We will conduct an analysis at the gene and transcript level by starting from quantification using the fast alignment-free transcript mapper Salmon. 

This can be done as follows: 

- Building index with salmon
```
salmon index --gencode -t gencode.v32.transcripts.fa -i gencode.v32_salmon_index
```

- Mapping one sample with salmon:
```
salmon quant -i gencode.v32_salmon_index -l A --gcBias -1 SRR1039508_subset_1.fastq -2 SRR1039508_subset_2.fastq --validateMappings -o quant/SRR1039508_subset_quant
```

More details can be found in [Intro to salmon](https://combine-lab.github.io/salmon/getting_started/). 
The mapped output from Salmon can be found at:  [data](https://github.com/statOmics/SGA/archive/airwaySeqData.zip).

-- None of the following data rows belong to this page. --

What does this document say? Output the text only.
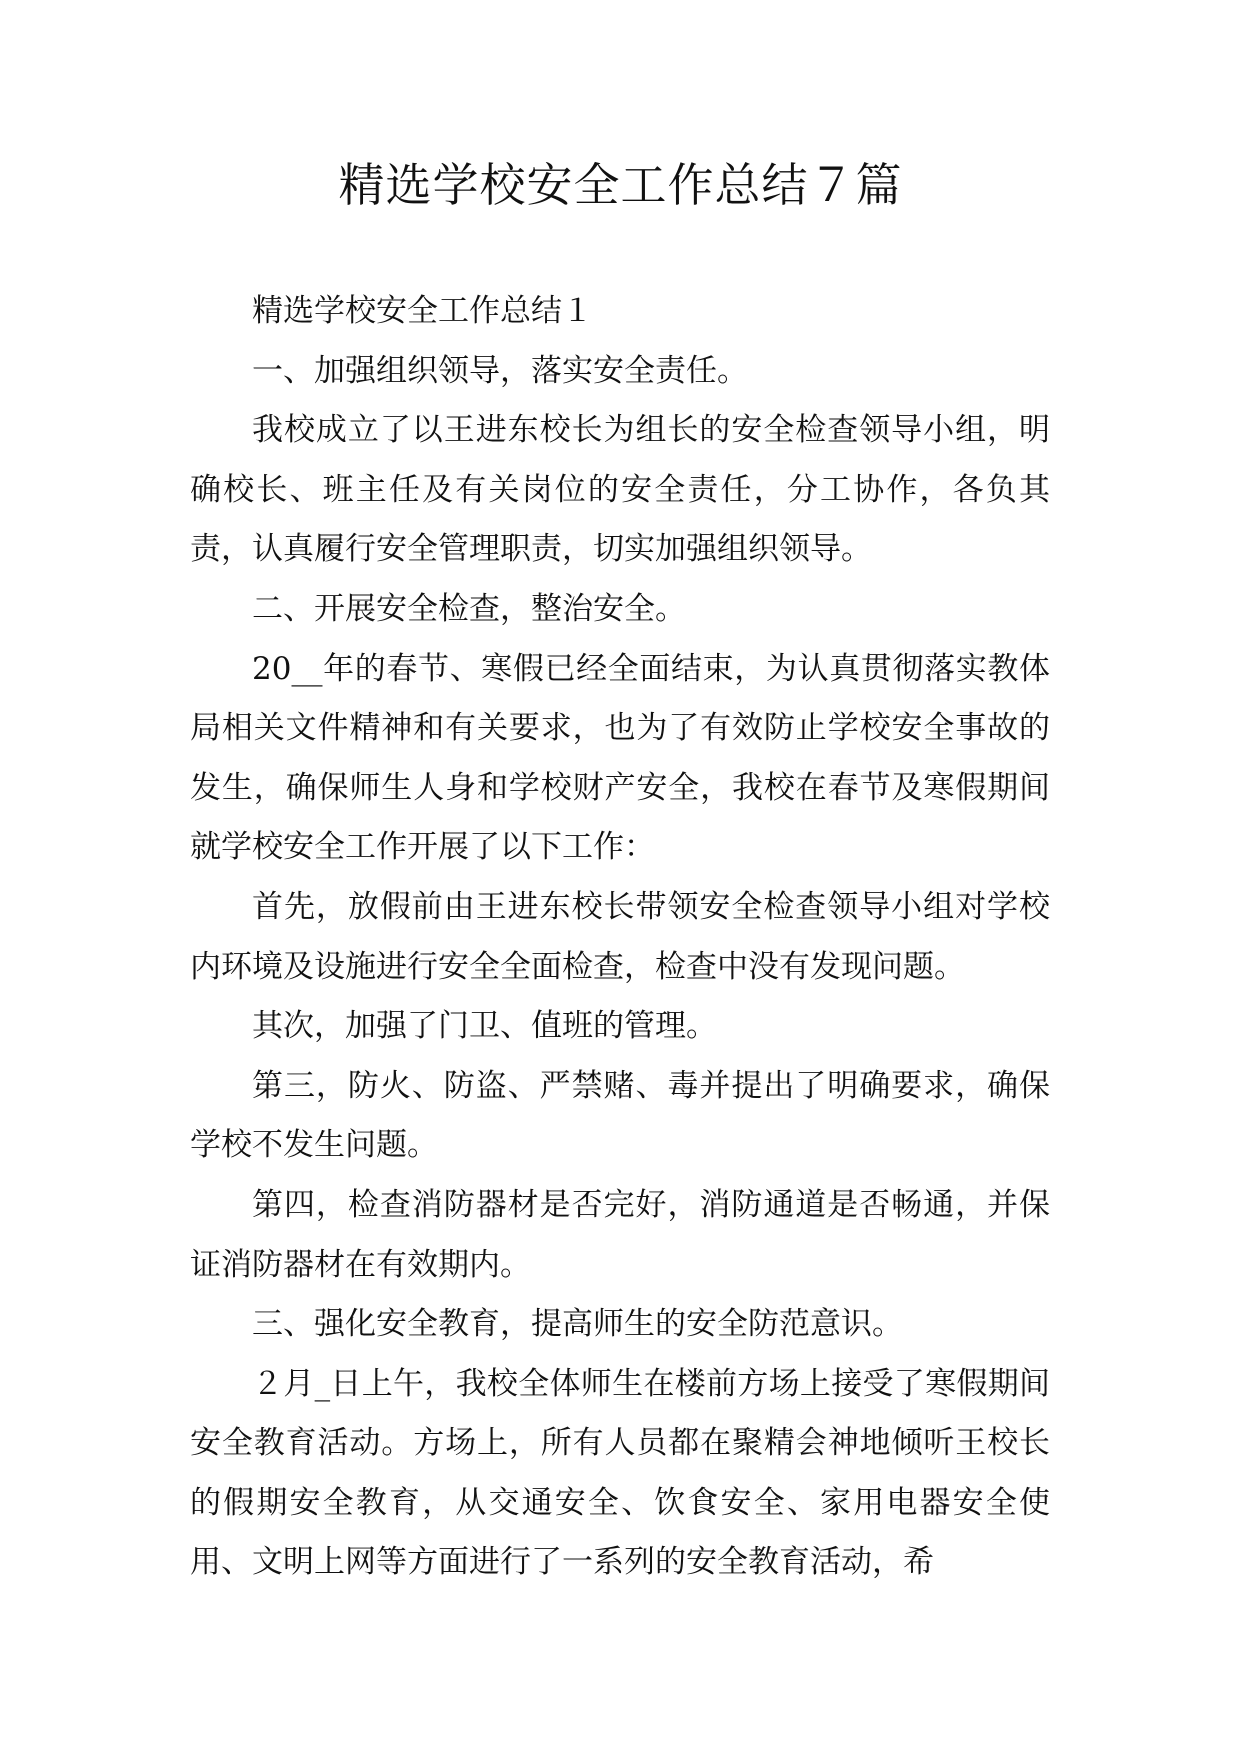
精选学校安全工作总结７篇

精选学校安全工作总结１

一、加强组织领导，落实安全责任。

我校成立了以王进东校长为组长的安全检查领导小组，明确校长、班主任及有关岗位的安全责任，分工协作，各负其责，认真履行安全管理职责，切实加强组织领导。

二、开展安全检查，整治安全。

20__年的春节、寒假已经全面结束，为认真贯彻落实教体局相关文件精神和有关要求，也为了有效防止学校安全事故的发生，确保师生人身和学校财产安全，我校在春节及寒假期间就学校安全工作开展了以下工作：

首先，放假前由王进东校长带领安全检查领导小组对学校内环境及设施进行安全全面检查，检查中没有发现问题。

其次，加强了门卫、值班的管理。

第三，防火、防盗、严禁赌、毒并提出了明确要求，确保学校不发生问题。

第四，检查消防器材是否完好，消防通道是否畅通，并保证消防器材在有效期内。

三、强化安全教育，提高师生的安全防范意识。

２月_日上午，我校全体师生在楼前方场上接受了寒假期间安全教育活动。方场上，所有人员都在聚精会神地倾听王校长的假期安全教育，从交通安全、饮食安全、家用电器安全使用、文明上网等方面进行了一系列的安全教育活动，希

1. Import the data with tximeta package: see [tximeta](https://bioconductor.org/packages/release/bioc/vignettes/tximeta/inst/doc/tximeta.html#Running_tximeta) vignette on bioconductor
2. Run a DE analysis on the gene-level counts with quasi-likelihood workflow of edgeR
3. Run a DE analysis on the transcript level counts with quasi-likelihood workflow of edgeR
4. Run a transcript usage analysis  

Tip: I had to use the argument `importer=read.delim` in the tximeta function because the default function to read the files returned an error on my laptop.